What do you associate with Independence Day? Celebrations, family, fireworks maybe, and definitely lots of food. It’s a time for simple BBQ food - burgers, hot dogs, steak - with sides like coleslaw and potato salad. There’s apple pie. It’s relaxed and informal. Drinks can be a little more complex - cocktails, perhaps? - but simplicity works here, too. Good beer and wine is what is called for.

One of the most proactive breweries, in terms of putting food and beer together, is Brooklyn. Brewmaster Garrett Oliver is one of the world’s leading experts, having written ‘The Brewmaster’s Table’ in 2003, and Brooklyn’s website reflects that. Every beer profile on the website comes complete with food matches - so for Brooklyn Lager, the flagship brand, there’s pizza, burgers, roast chicken and fried fish, all strong Independence Day options. 

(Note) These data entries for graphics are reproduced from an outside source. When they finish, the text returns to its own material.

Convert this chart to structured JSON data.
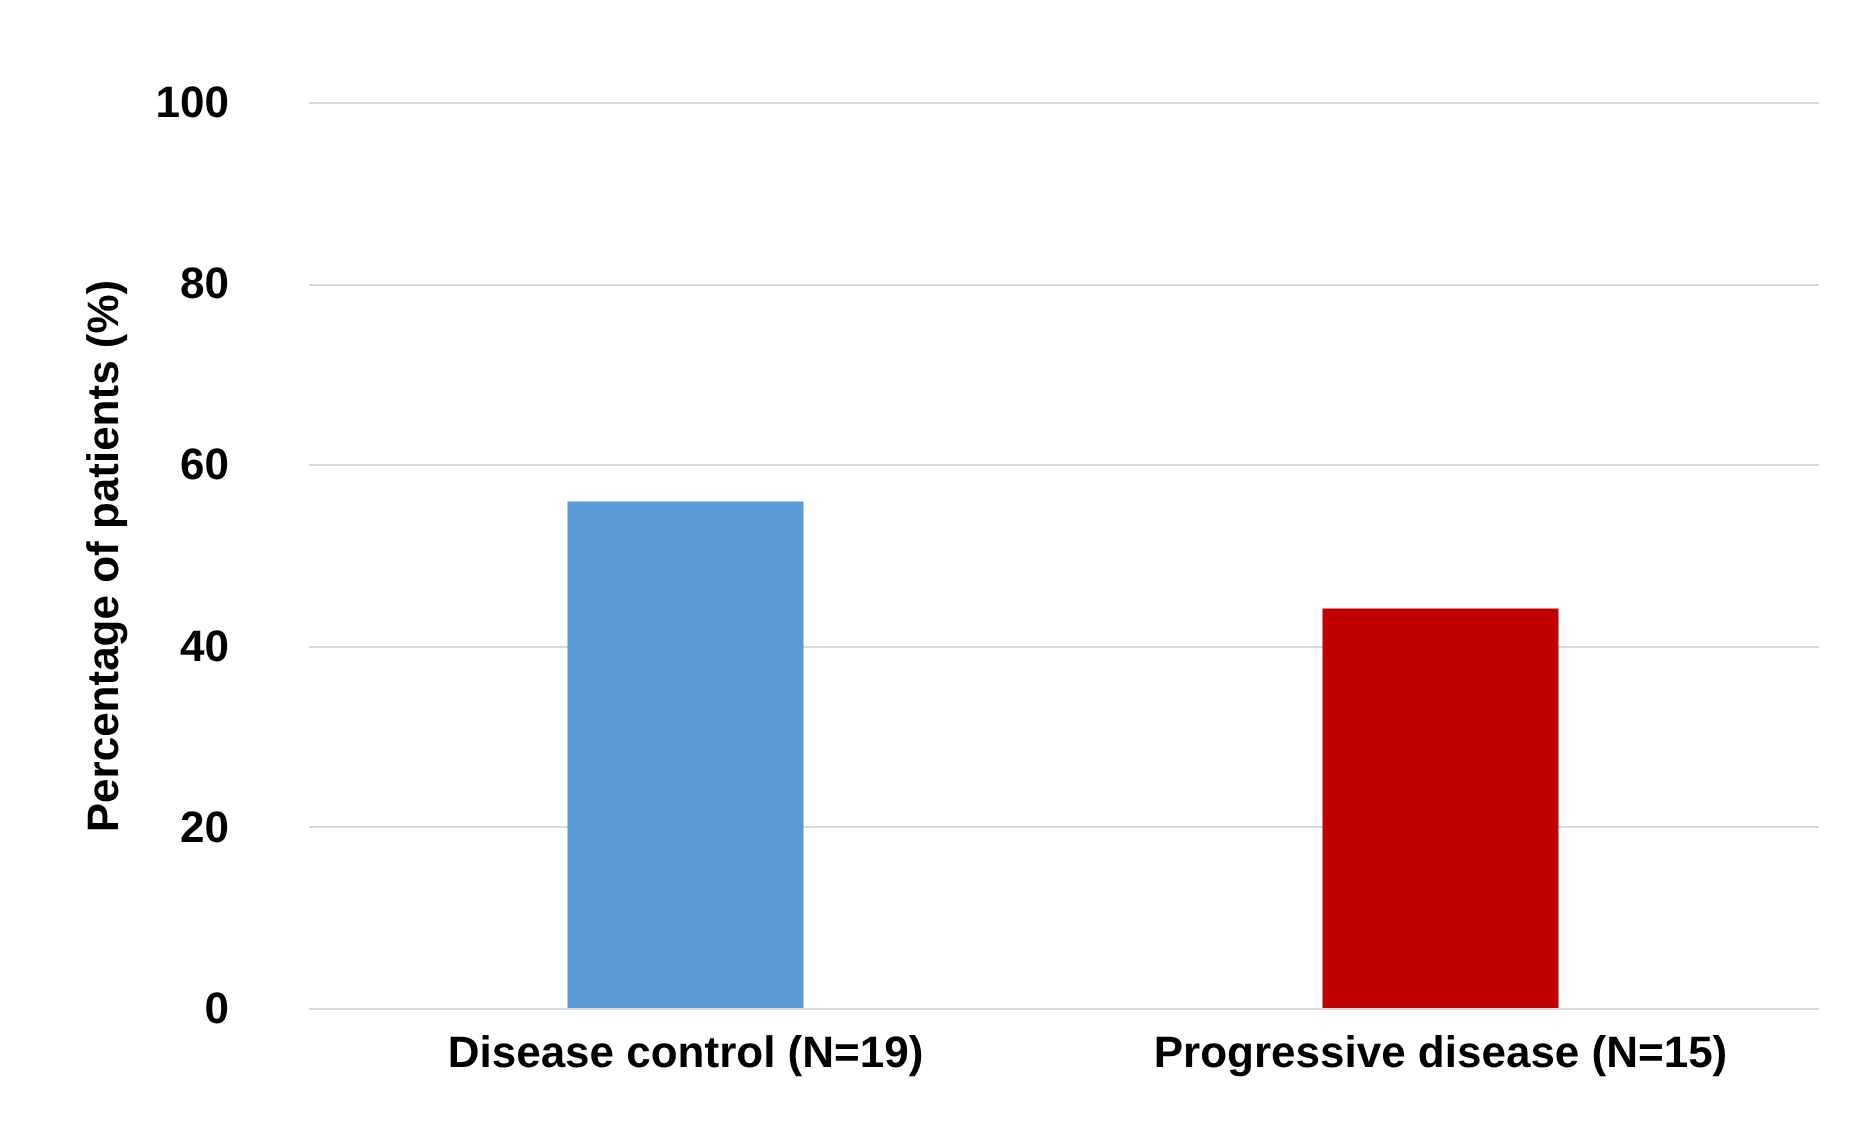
{
  "chart_data": {
    "type": "bar",
    "ylabel": "Percentage of patients (%)",
    "categories": [
      "Disease control (N=19)",
      "Progressive disease (N=15)"
    ],
    "values": [
      55.9,
      44.1
    ],
    "colors": [
      "#5b9bd5",
      "#c00000"
    ],
    "ylim": [
      0,
      100
    ],
    "yticks": [
      0,
      20,
      40,
      60,
      80,
      100
    ],
    "grid": "y"
  }
}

Or maybe Summer Ale might be more suitable? This light, crisp, easy-drinking ale goes down perfectly with fish tacos, salas, seafood, quiche and, so the Brooklyn website says, parties. Equally appropriate.

Offer Inspiration

Not everyone, of course, will be eating burgers. The days when the illusion that all Americans thought and lived the same way existed are long gone, and drink producers must try to appeal to people with vastly different cultural backgrounds, and dietary requirements. America is diverse; producers can find their niche within that diversity, or try to produce something for nearly everyone.

That’s an intimidating prospect, but New Deal Distillery in Portland, Oregon, had had a go. Look at their cocktail recipe page: anyone who’s ever had the slightest inkling to drink a cocktail will find something appealing there. There’s a huge variety, from their spin on a Tom Collins, Bill Collins, to Snow Bunny, featuring carrot juice, candied ginger and spiced rum, which might be more suitable for Thanksgiving than Independence Day. 

New Deal’s diverse cocktail offering reflects the variety of drinks they make: pear brandy, casaca liqueur, rum and much more. Oh, and there’s their first ever product, New Deal Vodka, which is made with Oregon wheat - a suitably patriotic ingredient for the most patriotic of days.